Muitas vezes me falaram do meu bisavô, o Ati Manel. Que era assim, que era assado, que fazia isto, que fazia aquilo. Tinha um negócio de conservas, que começara a custo mas com muita garra. A Primeira Grande Guerra trouxe febre à indústria conserveira portuguesa. Em meados dos anos vinte, as fábricas nacionais andavam pelas quatro centenas. No final dos anos trinta, estavam reduzidas a menos de metade. Quando estalou a Segunda Guerra Mundial, a procura de conservas voltou a aumentar. E o Ati Manel não teve mãos a medir. Por vezes enviava pequenos embrulhos para os amigos que tinha no estrangeiro. Parece que chegavam ao destinatário como se fossem o melhor presente do mundo naqueles tempos. E eram. Ainda hoje o são, felizmente, por outras razões. A saúde do meu bisavô já fazia então, braço de ferro com a sua força de vontade. Mas ainda testemunhou a prosperidade dos anos cinquenta.
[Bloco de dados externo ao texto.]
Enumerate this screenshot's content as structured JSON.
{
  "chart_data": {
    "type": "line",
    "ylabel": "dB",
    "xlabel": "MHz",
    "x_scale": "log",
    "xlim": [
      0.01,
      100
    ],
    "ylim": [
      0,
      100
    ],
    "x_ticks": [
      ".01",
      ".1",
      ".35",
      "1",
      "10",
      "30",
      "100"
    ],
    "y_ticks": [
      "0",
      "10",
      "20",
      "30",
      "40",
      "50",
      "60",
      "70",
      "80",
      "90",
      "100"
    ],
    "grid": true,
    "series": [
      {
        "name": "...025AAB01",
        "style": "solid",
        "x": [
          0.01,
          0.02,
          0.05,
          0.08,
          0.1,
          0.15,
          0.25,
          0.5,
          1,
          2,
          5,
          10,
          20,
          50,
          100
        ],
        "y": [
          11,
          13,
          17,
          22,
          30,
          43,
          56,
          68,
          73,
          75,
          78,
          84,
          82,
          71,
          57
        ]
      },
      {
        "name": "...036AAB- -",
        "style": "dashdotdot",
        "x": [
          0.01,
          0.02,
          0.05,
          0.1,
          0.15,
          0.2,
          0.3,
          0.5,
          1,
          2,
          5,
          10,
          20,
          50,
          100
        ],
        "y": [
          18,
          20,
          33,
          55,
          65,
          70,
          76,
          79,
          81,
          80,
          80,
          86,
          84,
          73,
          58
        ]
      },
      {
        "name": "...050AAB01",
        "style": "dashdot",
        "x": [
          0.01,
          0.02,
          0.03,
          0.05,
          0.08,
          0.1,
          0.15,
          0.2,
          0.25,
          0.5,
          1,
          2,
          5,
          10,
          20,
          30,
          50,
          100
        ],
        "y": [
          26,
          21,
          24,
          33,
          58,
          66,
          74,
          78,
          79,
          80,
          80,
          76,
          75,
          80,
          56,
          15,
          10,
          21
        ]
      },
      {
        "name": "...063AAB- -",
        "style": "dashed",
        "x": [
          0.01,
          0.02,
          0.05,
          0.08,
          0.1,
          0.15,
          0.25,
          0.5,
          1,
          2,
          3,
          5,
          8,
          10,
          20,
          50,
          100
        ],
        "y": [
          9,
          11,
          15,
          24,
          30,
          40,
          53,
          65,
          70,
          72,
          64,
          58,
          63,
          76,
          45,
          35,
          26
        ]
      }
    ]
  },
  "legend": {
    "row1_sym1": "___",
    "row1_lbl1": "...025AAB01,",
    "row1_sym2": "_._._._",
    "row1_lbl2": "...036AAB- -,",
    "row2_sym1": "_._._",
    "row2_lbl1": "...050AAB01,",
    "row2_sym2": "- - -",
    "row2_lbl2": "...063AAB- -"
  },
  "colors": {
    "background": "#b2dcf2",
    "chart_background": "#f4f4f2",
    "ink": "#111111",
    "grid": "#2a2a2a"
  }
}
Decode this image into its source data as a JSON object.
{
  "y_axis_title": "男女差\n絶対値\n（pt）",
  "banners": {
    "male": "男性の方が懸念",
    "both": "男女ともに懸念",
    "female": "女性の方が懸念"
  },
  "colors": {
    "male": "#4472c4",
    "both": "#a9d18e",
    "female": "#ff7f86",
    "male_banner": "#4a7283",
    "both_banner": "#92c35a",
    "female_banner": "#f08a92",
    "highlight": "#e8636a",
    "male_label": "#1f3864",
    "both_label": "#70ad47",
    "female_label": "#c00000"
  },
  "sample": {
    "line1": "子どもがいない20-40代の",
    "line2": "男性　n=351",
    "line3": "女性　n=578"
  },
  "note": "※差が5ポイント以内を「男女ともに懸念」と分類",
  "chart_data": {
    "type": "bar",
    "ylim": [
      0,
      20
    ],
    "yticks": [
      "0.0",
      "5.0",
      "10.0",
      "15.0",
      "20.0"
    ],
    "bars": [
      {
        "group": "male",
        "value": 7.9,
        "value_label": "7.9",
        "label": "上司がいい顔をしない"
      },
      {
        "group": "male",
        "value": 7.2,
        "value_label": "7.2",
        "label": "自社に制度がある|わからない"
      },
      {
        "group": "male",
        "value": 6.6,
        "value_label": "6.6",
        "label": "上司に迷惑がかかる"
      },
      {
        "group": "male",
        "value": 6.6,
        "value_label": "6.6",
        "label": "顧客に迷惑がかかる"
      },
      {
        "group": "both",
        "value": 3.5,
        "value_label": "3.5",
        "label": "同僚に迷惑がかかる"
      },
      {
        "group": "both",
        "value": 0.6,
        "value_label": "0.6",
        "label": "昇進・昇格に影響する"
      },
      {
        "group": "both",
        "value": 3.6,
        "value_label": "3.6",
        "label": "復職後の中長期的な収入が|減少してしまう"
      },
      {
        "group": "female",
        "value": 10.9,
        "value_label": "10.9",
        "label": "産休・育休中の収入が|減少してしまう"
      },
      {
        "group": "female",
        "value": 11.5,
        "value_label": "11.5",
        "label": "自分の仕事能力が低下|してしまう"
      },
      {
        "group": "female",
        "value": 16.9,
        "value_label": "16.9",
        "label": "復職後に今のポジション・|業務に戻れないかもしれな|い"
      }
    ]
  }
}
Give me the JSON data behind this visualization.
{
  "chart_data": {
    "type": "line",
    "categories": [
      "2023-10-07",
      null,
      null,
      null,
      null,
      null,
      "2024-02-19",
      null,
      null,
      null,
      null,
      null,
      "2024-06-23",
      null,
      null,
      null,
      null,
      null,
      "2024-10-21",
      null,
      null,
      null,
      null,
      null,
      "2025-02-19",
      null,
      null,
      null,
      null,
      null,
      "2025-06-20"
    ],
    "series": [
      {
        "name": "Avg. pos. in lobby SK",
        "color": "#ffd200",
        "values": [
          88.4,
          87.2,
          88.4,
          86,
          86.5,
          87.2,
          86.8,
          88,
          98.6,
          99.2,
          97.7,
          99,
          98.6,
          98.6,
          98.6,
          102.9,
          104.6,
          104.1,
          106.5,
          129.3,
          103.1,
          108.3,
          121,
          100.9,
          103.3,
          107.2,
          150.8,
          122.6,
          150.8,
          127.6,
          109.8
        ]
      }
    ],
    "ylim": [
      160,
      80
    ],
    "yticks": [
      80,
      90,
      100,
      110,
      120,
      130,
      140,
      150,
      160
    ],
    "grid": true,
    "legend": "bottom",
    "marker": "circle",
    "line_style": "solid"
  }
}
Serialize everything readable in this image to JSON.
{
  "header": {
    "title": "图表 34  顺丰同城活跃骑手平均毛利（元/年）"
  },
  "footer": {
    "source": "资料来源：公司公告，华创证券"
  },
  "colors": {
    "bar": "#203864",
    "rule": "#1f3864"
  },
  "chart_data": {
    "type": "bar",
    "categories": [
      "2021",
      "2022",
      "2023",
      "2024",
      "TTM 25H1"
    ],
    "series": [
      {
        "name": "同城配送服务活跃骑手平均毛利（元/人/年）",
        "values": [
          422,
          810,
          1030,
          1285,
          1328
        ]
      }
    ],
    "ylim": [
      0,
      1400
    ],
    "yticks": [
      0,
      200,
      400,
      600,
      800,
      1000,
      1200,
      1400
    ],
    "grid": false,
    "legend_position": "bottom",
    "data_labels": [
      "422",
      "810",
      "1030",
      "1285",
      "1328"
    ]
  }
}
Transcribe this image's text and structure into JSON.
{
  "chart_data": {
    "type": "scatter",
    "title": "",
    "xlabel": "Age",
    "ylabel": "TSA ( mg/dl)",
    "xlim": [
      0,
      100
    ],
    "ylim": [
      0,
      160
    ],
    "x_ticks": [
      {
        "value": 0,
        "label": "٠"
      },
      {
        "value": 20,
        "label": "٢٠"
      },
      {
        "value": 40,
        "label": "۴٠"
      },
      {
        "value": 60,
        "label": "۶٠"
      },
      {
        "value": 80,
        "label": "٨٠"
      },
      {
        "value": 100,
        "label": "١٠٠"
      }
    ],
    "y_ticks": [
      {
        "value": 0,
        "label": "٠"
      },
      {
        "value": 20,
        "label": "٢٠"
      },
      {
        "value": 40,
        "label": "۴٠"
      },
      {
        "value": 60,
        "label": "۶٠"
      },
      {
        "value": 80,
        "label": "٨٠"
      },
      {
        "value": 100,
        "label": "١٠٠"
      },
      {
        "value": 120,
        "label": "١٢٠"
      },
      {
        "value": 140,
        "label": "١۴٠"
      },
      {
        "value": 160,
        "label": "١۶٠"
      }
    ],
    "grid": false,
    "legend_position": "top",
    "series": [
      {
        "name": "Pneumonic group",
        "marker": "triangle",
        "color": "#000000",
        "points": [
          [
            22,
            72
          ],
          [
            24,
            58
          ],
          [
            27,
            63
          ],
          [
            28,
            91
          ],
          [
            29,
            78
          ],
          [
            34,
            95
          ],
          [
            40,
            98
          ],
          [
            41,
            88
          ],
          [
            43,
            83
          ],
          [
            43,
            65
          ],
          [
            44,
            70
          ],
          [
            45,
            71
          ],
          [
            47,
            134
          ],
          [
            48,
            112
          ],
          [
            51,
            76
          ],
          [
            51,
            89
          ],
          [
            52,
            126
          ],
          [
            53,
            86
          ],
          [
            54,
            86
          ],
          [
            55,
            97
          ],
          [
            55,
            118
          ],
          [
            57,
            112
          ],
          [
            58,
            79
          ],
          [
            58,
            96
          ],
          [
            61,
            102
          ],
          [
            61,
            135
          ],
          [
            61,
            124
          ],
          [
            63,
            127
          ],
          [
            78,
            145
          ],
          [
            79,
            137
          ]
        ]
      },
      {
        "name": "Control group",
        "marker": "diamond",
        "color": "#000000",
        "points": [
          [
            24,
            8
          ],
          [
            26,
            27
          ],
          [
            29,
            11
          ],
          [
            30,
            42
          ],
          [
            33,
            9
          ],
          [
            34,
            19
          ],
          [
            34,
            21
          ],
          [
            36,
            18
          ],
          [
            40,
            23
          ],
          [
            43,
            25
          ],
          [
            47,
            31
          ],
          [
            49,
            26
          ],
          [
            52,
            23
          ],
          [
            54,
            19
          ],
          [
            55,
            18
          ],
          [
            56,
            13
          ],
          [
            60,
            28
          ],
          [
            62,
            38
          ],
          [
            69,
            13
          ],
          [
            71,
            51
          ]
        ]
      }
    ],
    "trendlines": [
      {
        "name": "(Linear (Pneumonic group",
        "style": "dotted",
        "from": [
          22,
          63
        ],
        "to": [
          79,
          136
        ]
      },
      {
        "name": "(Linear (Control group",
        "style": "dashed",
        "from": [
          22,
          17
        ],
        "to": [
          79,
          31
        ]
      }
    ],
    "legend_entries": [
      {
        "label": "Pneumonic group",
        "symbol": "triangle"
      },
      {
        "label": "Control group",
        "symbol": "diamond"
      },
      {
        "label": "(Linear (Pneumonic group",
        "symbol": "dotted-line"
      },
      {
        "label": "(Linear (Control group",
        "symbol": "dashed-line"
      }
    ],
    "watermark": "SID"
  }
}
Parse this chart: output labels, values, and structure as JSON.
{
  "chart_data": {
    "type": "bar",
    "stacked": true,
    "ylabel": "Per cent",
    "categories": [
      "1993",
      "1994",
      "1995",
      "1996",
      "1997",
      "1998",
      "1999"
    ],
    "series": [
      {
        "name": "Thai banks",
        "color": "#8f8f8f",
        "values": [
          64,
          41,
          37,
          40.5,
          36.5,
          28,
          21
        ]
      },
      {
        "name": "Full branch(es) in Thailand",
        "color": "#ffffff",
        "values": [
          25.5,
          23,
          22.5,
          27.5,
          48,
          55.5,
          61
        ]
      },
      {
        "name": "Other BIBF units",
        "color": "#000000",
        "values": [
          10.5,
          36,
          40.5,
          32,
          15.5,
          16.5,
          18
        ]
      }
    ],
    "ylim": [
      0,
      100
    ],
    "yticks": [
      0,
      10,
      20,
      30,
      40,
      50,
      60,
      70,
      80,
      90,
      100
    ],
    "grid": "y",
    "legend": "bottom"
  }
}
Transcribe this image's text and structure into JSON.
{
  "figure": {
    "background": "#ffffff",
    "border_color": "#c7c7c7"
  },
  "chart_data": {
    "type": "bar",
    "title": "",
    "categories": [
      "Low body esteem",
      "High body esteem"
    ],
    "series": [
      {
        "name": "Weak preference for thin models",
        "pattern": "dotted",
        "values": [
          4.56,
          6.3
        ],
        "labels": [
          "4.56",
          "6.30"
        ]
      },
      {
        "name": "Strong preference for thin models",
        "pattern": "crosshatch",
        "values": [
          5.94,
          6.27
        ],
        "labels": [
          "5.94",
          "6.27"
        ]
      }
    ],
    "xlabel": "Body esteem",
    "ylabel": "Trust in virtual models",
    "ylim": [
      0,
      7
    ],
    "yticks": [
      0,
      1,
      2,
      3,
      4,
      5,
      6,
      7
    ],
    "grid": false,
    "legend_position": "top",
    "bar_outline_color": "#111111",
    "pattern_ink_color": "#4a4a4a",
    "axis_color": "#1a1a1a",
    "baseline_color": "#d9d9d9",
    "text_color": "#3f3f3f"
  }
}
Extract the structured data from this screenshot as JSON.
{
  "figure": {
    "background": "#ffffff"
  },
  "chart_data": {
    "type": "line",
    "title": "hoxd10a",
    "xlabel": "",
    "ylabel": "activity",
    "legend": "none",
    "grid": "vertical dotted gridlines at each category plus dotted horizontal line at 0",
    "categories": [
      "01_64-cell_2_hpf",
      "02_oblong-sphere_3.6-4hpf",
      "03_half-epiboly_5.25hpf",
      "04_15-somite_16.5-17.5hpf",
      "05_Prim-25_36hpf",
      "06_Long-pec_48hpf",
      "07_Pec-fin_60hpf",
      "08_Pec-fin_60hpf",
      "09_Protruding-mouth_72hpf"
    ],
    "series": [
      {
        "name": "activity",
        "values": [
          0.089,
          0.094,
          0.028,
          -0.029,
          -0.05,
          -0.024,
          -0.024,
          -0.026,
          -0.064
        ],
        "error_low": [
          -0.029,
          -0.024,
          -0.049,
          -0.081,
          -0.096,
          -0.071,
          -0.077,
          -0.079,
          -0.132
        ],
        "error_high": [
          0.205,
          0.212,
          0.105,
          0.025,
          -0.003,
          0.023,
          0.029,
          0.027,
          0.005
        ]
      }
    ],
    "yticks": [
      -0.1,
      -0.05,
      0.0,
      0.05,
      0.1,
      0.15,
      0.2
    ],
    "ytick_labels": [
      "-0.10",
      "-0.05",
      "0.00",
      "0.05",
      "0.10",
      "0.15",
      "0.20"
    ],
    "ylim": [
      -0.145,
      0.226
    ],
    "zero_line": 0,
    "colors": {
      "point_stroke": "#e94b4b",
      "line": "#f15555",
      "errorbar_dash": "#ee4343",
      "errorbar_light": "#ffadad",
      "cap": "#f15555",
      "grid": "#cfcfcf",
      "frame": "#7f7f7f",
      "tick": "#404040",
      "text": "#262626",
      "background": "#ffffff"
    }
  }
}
Não cheguei a conhecer o Ati Manel, nem as suas conservas. As coisas que ficaram dele na casa de Reveles foram lá ganhando o pó do tempo. Quando fizemos as partilhas, passeámos pela casa com histórias da infância entre irmãos. Demos com os olhos no alçapão que dava para a cave. E, entre livros de contabilidade e outras coisas de escritório, encontrámos um sem número de coisas ligadas à produção e comercialização das conservas: carimbos, zincogravuras, alguns quadros de serigrafia, fotolitos, tipos de madeira, cortantes, uma ou outra prova de cor, um conta-fios, clichés, pedras litográficas, chapas de offset, caixas de rótulos, selos, um caderno com fórmulas e receitas de conservação, outro com anotações do mercado no estrangeiro, outro ainda, com contactos de agentes, produtores e pescadores com notas pessoais, cartas recebidas de vários países com comentários às conservas.
Só tive olhos para estas relíquias. Como designer, coube-me esta herança. Juntei tudo, limpei, organizei, arrumei, sentindo o apelo de uma identidade marcada pelos sinais de um tempo áureo. Recuperei os alfabetos e as paletas. Refiz tramas, redes, pontos. Adaptei as estratégias gráficas às novas exigências, às especificidades e normas dos mercados em diferentes países e continentes. Renovei e atualizei as soluções, mantendo o espírito e os ambientes visuais da época do meu bisavô.
Mas tudo isto só faria sentido com um outro compromisso, com uma atenção especial às suas anotações, aos seus cuidados e ligação aos produtores, às suas exigências com a matéria prima, à sua relação com os fornecedores, com as lotas, com os pescadores – culminando nas suas fórmulas e nas suas receitas: pensando em como recuperar e manter a autenticidade de outrora, tirando partido das melhores condições atuais de produção, procurando saber como se preservava a frescura das picas, do lingueirão ou das vieiras, percebendo o modo como se escolhia o melhor azeite para as sardinhas, o cuidado com que se preparava os filetes de atum, o escabeche para mexilhões, o recheio das lulas, o molho de alho para o polvo. A mesa está posta de novo: aceite o nosso convite para se juntar à celebração das conservas Ati Manel.